A few weeks ago, the company took the next step on that journey, and opened up Joyride to everyone, giving users the ability to host their own live shows. “Anyone who downloads the app can start broadcasting,” Siddiqui said.
In conjunction with that launch, Joyride also started a partner program, which is currently available on an invitation basis to more successful community broadcasters. Some of these partner broadcasters are already making hundreds of dollars a day from their broadcasts, according to a company spokesperson.
And while Joyride’s hired hosts have been producing some 5 hours of live programming every day, the company says that it now streams 250 hours of broadcasts per day, thanks to shows produced by its community. Siddiqui added that the company had signed up “thousands” of broadcasters since opening up its platform. He declined to comment on Joyride’s number of active users, but a spokesperson said that returning users were spending on average around 20 minutes per day in the app, with subscribers spending around 70 minutes per day.
Joyride isn’t the first attempt to take on HQ Trivia, which became a sensation with fans soon after its launch 2 years ago. Some of HQ Trivia’s shows attracted over 2 million players at its peak. However, a number of startups failed to establish HQ Trivia clones. Siddiqui said that these community broadcasts were part of the company’s strategy to broaden its horizon beyond HQ Trivia-like quiz shows. “We’ve never been focused on one show format,” he said.

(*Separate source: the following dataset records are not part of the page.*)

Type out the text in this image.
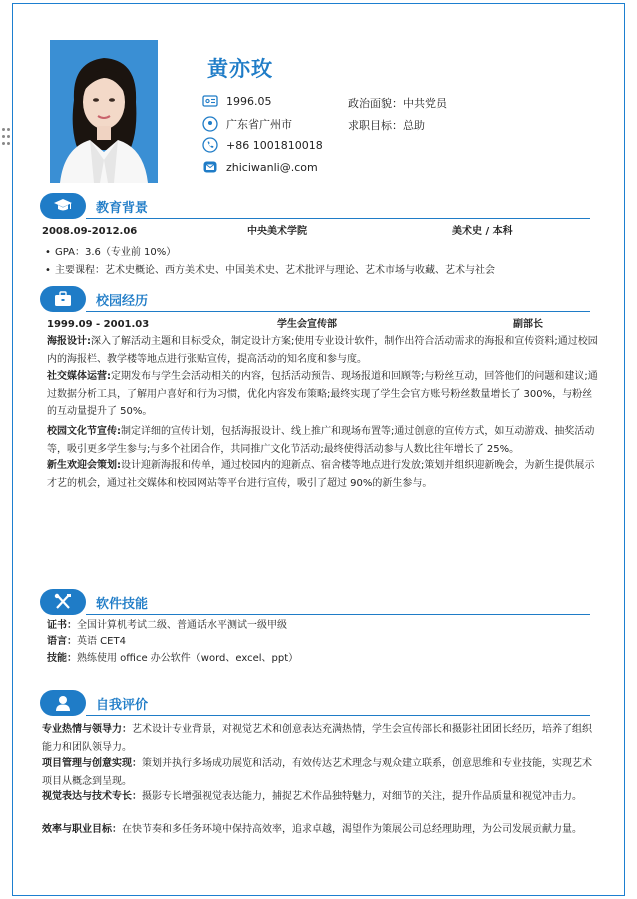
黄亦玫
1996.05
广东省广州市
+86 1001810018
zhiciwanli@.com
政治面貌：中共党员
求职目标：总助
教育背景
2008.09-2012.06	中央美术学院	美术史 / 本科
• GPA：3.6（专业前 10%）
• 主要课程：艺术史概论、西方美术史、中国美术史、艺术批评与理论、艺术市场与收藏、艺术与社会
校园经历
1999.09 - 2001.03	学生会宣传部	副部长
海报设计:深入了解活动主题和目标受众，制定设计方案;使用专业设计软件，制作出符合活动需求的海报和宣传资料;通过校园内的海报栏、教学楼等地点进行张贴宣传，提高活动的知名度和参与度。
社交媒体运营:定期发布与学生会活动相关的内容，包括活动预告、现场报道和回顾等;与粉丝互动，回答他们的问题和建议;通过数据分析工具，了解用户喜好和行为习惯，优化内容发布策略;最终实现了学生会官方账号粉丝数量增长了 300%，与粉丝的互动量提升了 50%。
校园文化节宣传:制定详细的宣传计划，包括海报设计、线上推广和现场布置等;通过创意的宣传方式，如互动游戏、抽奖活动等，吸引更多学生参与;与多个社团合作，共同推广文化节活动;最终使得活动参与人数比往年增长了 25%。
新生欢迎会策划:设计迎新海报和传单，通过校园内的迎新点、宿舍楼等地点进行发放;策划并组织迎新晚会，为新生提供展示才艺的机会，通过社交媒体和校园网站等平台进行宣传，吸引了超过 90%的新生参与。
软件技能
证书：全国计算机考试二级、普通话水平测试一级甲级
语言：英语 CET4
技能：熟练使用 office 办公软件（word、excel、ppt）
自我评价
专业热情与领导力：艺术设计专业背景，对视觉艺术和创意表达充满热情，学生会宣传部长和摄影社团团长经历，培养了组织能力和团队领导力。
项目管理与创意实现：策划并执行多场成功展览和活动，有效传达艺术理念与观众建立联系，创意思维和专业技能，实现艺术项目从概念到呈现。
视觉表达与技术专长：摄影专长增强视觉表达能力，捕捉艺术作品独特魅力，对细节的关注，提升作品质量和视觉冲击力。
效率与职业目标：在快节奏和多任务环境中保持高效率，追求卓越，渴望作为策展公司总经理助理，为公司发展贡献力量。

Unlike HQ Trivia, Joyride also isn’t as dependent on huge audience numbers for any single show; Siddiqui said that the company currently had no plans to strike brand sponsorship deals. Instead, Joyride relies entirely on in-app purchases and subscriptions.
That’s a strategy that worked well for Kiwi when it developed free-to-play mobile games, but it’s also one that can backfire when users find themselves inadvertently caught in the subscription funnel. Already, Joyride’s app store listings feature numerous reviews of consumers complaining about charges.
“If you choose, you can engage in the shows without paying,” said Siddiqui, who argued that the app was more about having fun than winning and spending money. However, he also acknowledged that monetizing free-to-play apps through in-app purchases and subscriptions can be tricky. “In the end of the day, it’s a fine line,” he said.
After opening up the Joyride platform to everyone, Kiwi is now in talks with media companies to who might be interested in hosting their own shows on the platform. The hope is that the company will ultimately attract a new type of professional producers to its platform.
Influencers and celebrities could use the platform not only to generate revenue, but also to interact with their fans, argued Siddiqui, pointing to the app’s community as one of its key assets. “People come for the show, but stay for the party,” he said.